8 thoughts on “Über die Vergänglichkeit: Fotos und der Drang nach Ewigkeit

  1. Wundervoll geschrieben!
    Kinder Fotos von mir habe ich auch kaum welche & von den die ich habe kann ich keine besondere Erinnerung zu ordnen. Meinst muß mir meine Mutter erzählen was da los war.
    Dafür erinnere ich mich an viele andere Dinge, wie Situationen mit meiner uroma oder spiele die ich mit meiner Schwester gemacht hatte usw. Alles wundervolle Erinnerungen, noch so lebending und emotional und alles ohne Fotos!
    Klar, wenn Fotos gelöscht werden ist es immer schlimm, aber was einst mit dem Herzen gesehen wurde, wird nie verschwunden sein!
    LG Nicky

  2. Die generelle Frage: müssen wir so viel anhäufen? Sei es Besitz oder vermeintliche Erinnerungen? Sind die Erinnerungen im Herzen nicht viel mehr wert als alles andere.
    Liebe Grüße
    Suse

  3. Danke für den Beitrag. Je größer die Kinder werden, umso weniger Bilder gibt es von ihnen. Sie verschwinden einfach zu schnell aus dem Sucher. Das ist aber auch Sinn der Sache. Die wichtigen Momente, ob glückliche oder traurige bleiben im Gedächtnis gespeichert, auch wenn sich da manches zu einem anderen Bild verschiebt.
    In diesem Sinne gehe ich mal die Festplatte aufräumen…

  4. Und ich muss jetzt wirklich fast weinen, und ich muss fast nie bei Texten weinen. Wie wunderschön ist er, dieser Text. 🙂 Danke. 🙂

  5. Awww hast du das schön geschrieben, schluchz…und ja, du hast so recht. Die Erinnerungen sind in unseren Herzen besser gespeichert als man es auf 100 Festplatten je könnte <3 dazu passend ein Zitat aus dem zauberhaften kleinen Prinzen von Antoine de Saint-Exupéry: "Man sieht nur mit dem Herzen gut. Das Wesentliche ist für die Augen unsichtbar."
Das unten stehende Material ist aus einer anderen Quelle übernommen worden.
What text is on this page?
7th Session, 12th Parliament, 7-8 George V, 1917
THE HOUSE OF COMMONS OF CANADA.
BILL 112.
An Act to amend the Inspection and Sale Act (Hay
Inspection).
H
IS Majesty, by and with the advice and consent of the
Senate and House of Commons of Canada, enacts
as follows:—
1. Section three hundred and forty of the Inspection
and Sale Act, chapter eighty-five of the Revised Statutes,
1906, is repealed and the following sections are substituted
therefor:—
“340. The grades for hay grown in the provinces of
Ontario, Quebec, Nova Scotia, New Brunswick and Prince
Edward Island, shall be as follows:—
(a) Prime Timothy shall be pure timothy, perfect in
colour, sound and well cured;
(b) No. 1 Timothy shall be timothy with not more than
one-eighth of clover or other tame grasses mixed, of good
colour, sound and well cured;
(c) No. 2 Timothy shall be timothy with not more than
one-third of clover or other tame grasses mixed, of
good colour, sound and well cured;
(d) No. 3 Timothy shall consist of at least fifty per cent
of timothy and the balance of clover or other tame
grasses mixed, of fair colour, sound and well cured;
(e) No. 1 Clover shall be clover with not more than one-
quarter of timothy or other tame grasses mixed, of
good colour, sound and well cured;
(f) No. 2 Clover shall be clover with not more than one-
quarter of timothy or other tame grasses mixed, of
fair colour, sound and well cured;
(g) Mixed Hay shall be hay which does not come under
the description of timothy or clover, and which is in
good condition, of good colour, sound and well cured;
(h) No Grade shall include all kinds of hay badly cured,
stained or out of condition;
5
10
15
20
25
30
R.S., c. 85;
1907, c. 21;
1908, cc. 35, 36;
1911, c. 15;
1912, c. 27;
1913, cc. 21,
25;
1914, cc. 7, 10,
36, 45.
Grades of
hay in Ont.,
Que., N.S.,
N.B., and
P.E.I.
  6. Das ist so ein schöner Text, ehrlich!
    Ich glaube auch, dass dir wirklich wichtigen Dinge im Herzen eingebrannt sind, ganz fest. Die laufen dann wie ein Film von selbst ab, wann immer man möchte. Aber ich kann auch Endwinderwunder verstehen, denn manche Dinge teilt man ja doch gerne mit anderen. Ihre Tochter wird, selbst wenn sie sich an alles erinnert, ihren Freunden nur davon berichten können. Fotos wären in dem Fall einfach schön gewesen.
    Und du hast natürlich recht, diese Bilderflut ist gruselig. Meine Rede. 🙂

    Liebste Grüße!

  7. Hallo,

    Ich arbeite selbst als Fotografin und gebe dir Recht: Eine Bilderflut als Erinnerungshilfe ist nicht notwendig, ich würde solche Massenansammlungen eher als Belastung ansehen. Aber ein paar, hochwertige Bilder hebe ich gerne auf. Die haben für mich eine Bedeutung und Wert. Wenn es mir mal nicht so gut geht, hole ich gern ein liebevoll gestaltetes Fotoalbum aus dem Regal und schwelge in den Erinnerungen. Wichtig finde ich, gut auszuwählen, welche Fotografien man behalten möchte. Dann haben die wenigen auserwählten auch dementsprechend viel Bedeutung und Erinnerungswert.